Corn, not made in America |
Among the 100 truly native North American foods that Small lists in his book, there’s bilberry and cattail, nettles and blue waxweed, something called buffaloberries (which Business Insider reported in 2013 could be the next superfruit) and buffalo gourd. There's also elder, hawthorne, pokeweed, and the cabbage palmetto, which has a edible part similar to a heart of palm. But when I asked Small if he thought there were any native North American plants that deserved more attention as food than they had gotten, all he came up with, after the caveat that he was a “meat and potatoes” sort of guy, was the prairie turnip (just what it sounds like) and the yampa, another root vegetable.
This is not to say that these plants aren’t good to eat or good for you, just that they don’t cater as readily to human tastes as plants that have been developed to do so. However, there is one genre of truly American food that is broadly popular: berries. North America has given us huckleberries, blackberries, blueberries, and cranberries, along with a number of undomesticated varieties.
It's not uncommon for countries to have so many native berries. “Pretty well everywhere around the world, there are local fruits and berries, and humans have always turned to them,” says Small. “Sometimes you find a bear competing with you, and it’s pretty awkward. But you can eat fruits everywhere, there’s a tremendous variety.” Berries, after all, are designed to be eaten.
The turkey. Is it American made? |
E ssentially, the only Thanksgiving side dishes that originally came from North America would be cranberry sauce and mashed sunchokes (not exactly a popular side dish, anyway). But what about the centerpiece of the Thanksgiving table, the turkey? Is the turkey out, too?

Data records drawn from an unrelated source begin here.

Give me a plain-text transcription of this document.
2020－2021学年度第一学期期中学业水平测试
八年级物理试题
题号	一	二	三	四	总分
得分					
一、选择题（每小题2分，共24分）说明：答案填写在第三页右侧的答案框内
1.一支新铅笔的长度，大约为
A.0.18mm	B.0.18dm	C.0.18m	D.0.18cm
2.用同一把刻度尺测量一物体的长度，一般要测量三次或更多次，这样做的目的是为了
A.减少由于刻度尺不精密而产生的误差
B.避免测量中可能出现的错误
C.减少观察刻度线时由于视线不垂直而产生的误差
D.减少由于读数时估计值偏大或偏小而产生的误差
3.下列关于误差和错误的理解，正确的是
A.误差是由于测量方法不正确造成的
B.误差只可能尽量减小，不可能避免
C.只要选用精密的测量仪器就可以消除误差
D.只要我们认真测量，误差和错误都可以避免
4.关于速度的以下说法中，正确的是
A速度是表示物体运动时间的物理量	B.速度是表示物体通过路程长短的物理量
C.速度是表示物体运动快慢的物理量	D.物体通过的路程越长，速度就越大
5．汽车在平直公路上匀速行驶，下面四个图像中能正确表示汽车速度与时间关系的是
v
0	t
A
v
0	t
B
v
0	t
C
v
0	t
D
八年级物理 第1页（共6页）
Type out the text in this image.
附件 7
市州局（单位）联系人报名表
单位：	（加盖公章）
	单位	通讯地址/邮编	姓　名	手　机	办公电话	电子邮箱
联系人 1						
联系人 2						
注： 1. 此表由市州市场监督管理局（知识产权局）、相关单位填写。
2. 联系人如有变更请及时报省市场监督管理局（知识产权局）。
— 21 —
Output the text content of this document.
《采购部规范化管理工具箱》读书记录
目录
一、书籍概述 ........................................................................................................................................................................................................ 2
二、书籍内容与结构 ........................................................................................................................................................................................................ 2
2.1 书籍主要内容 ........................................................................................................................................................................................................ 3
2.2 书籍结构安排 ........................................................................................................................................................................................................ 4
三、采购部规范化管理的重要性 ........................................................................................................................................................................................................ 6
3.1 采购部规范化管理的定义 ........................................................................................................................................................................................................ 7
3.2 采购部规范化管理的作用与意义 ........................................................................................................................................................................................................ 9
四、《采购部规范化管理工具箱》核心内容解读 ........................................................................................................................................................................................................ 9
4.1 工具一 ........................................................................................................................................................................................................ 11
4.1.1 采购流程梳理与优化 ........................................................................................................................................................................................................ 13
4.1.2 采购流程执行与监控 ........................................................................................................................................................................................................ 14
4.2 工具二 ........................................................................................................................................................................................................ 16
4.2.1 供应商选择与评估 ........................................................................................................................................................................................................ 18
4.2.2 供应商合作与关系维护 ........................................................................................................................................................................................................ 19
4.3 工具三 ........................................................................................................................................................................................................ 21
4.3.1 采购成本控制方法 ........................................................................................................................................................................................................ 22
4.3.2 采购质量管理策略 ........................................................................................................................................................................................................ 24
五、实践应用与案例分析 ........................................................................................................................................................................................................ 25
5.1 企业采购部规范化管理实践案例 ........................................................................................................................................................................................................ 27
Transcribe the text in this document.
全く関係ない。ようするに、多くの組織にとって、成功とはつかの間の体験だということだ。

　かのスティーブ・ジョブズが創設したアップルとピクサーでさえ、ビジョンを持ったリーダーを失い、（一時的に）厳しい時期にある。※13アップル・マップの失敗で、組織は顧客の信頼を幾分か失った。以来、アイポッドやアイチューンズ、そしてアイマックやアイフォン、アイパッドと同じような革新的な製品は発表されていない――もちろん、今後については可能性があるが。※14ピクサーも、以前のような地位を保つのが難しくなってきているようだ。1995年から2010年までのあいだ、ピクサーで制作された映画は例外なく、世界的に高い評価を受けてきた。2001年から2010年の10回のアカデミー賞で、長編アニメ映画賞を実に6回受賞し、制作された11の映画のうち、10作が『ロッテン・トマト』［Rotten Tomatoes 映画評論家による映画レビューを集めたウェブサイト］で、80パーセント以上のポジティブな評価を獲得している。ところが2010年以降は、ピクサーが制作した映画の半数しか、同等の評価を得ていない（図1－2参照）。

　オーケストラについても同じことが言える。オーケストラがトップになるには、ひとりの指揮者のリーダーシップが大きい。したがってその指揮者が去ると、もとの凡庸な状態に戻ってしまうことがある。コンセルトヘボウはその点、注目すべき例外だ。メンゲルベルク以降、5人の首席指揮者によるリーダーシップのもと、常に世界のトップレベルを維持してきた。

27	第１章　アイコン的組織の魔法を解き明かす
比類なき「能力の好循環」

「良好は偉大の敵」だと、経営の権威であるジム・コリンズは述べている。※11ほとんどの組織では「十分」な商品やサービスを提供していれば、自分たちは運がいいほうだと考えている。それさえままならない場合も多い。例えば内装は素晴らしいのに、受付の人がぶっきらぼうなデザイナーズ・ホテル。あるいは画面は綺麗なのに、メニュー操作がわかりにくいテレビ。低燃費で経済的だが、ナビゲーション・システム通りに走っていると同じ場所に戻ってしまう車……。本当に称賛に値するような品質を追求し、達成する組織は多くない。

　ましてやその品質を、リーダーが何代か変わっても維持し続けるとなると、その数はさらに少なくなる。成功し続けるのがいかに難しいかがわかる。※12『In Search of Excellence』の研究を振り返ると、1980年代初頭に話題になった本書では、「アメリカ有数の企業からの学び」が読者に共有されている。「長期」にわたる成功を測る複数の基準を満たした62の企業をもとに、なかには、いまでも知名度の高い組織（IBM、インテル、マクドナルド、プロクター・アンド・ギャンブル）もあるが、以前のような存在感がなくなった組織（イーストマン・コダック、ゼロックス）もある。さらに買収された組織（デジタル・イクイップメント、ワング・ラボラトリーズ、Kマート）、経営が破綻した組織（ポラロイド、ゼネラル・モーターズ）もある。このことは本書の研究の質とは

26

The turkey is a little bit more complicated. There are two main types of turkeys in the Americas, one native to southern Mexico and one native to northern Mexico and some parts of the United States. There’s some debate about where the turkey was first domesticated. It may have been domesticated first in Mexico, followed by the southwestern United States. But it may also have been domesticated independently, around the same time, in those two places.
There is one strategy to avoid consuming a turkey of foreign origin, though. The eastern part of the U.S. happens to have its own subspecies of turkey, Meleagris gallopavo silvestris, the Eastern wild turkey. So in a Thanksgiving feast of truly American food, among the sunchokes and the cranberries, the turkey can stay—but only if it’s a wild turkey.